Police Tech Giant Axon Is Concealing Its Political Spending

Police body camera and weapons juggernaut Axon is reporting blockbuster earnings amid the Trump administration’s explosive spending on immigration policing. The company is resisting efforts to make it disclose its political spending strategy.

This year, Axon is expected to receive $220 million in taxpayer funding for a single Immigration and Customs Enforcement taser contract. (Dominic Gwinn / Middle East Images / AFP via Getty Images)

A massive corporation helping police surveil communities across America is trying to make sure nobody can surveil its political influence machine.

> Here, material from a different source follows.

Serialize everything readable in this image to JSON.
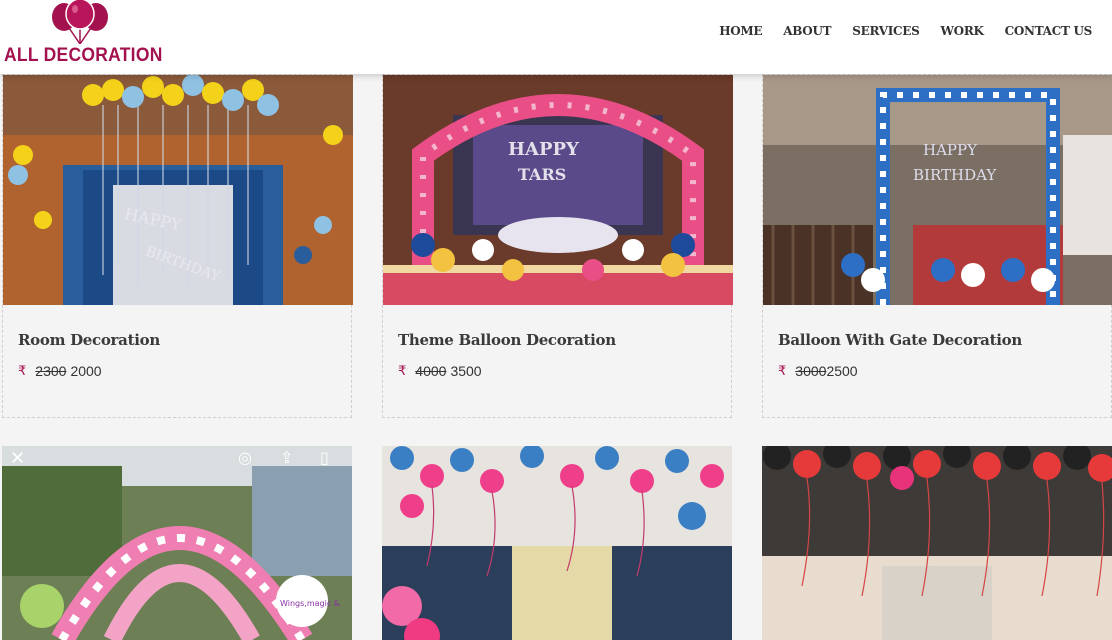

Police body camera and weapons juggernaut Axon is being sued by shareholders who allege it illegally blocked an investor-led proposal asking the company to detail its political spending — including dark money donations. This comes as Axon reports record lobbying expenditures, blockbuster earnings, and “major opportunit[ies]” amid the Trump administration’s explosive spending on immigration policing.

Axon was sued by shareholders last month after rejecting a transparency proposal asking the policing technology firm to disclose its political spending strategy and make transparent all direct and indirect political contributions. Under the law, companies may exclude nonbinding shareholder proposals from consideration for various reasons, including if they are determined to “micromanage” operations.

This is the justification Axon used to reject the political spending proposal, even though others of its kind have been adopted by hundreds of companies in recent years. Axon’s resistance to transparency comes as it has ramped up efforts to influence the political process. Last year, the firm spent a company record of $2.4 million lobbying the federal government to purchase its equipment, a 50 percent year-over-year increase (before 2022, the company had never spent more than $1 million). And in 2024, the firm formed the Axon Enterprise, Inc. PAC, which has already raised $70,000 for the firm’s preferred political candidates.

Axon — which controls as much as 85 percent of the body camera market — is resisting transparency as it reaps hundreds of millions of dollars in public awards. Axon has enjoyed $383 million in lifetime federal rewards, most of which came over the last five years. This year, the firm is expected to receive $220 million in taxpayer funding for a single Immigration and Customs Enforcement (ICE) taser contract, written with specifications only met by Axon products.

The Lever reported earlier this year that Axon’s CEO donated directly to key lawmakers behind Democrats’ ICE “reform” initiative allocating $20 million exclusively for body cameras. According to public filings, Axon fulfilled $73 million in federal contract obligations in 2025; that includes at least $13.1 million in new ICE awards. The company meanwhile boasted $2.8 billion in annual revenue last year, up 33 percent over 2024.

While Axon advertises its products as an accountability measure to hedge against police brutality, the evidence on whether body cameras actually affect policing outcomes is mixed, and their status as a surveillance tool is well documented.

Axon did not respond to the Lever’s request for comment.

Oversight “Vacuum”

Traditionally, firms seeking to scuttle investor proposals could seek input from the Securities and Exchange Commission (SEC) by seeking “no-action” notices, in which financial regulators essentially blessed plans to omit certain shareholder proposals before they were official. By law, shareholders are entitled to respond to these filings, creating a path for productive negotiations between shareholders and companies.

But last year, SEC regulators announced they were abandoning this key regulatory mechanism, giving corporations what corporate governance experts argue is the basis to “unilaterally . . . omit a resolution without considering further input from proponents.”

Axon investors say suing “felt like [their] only option.” The Nathan Cummings Foundation, the social-justice-oriented shareholder advocacy group behind the disclosure proposal, argues that lawsuits like the one it filed against Axon “were previously considered a last resort. But now, for many, they’re the only option.”

According to the Nathan Cummings Foundation, in the months since the no-action notice rollback, other firms have exploited this oversight “vacuum” to “unilaterally omit shareholder proposals” with “very limited or very weak arguments” — including companies claiming that political spending disclosures “micromanage” them.

Recent developments follow years of tug-of-war over the SEC’s interpretation of the law. After the first Trump administration made it easier for companies to exclude shareholder ballots in 2017, financial regulators under President Joe Biden reversed course and announced the agency would protect investor proposals addressing a “significant social policy issue.”

The judge overseeing the shareholder lawsuit against Axon has asked the company to produce further evidence proving that political spending disclosure requirements would be overly burdensome. But in the meantime, the judge has asked both parties “to work together to draft a compromise shareholder proposal that satisfies” shareholders’ request for transparency.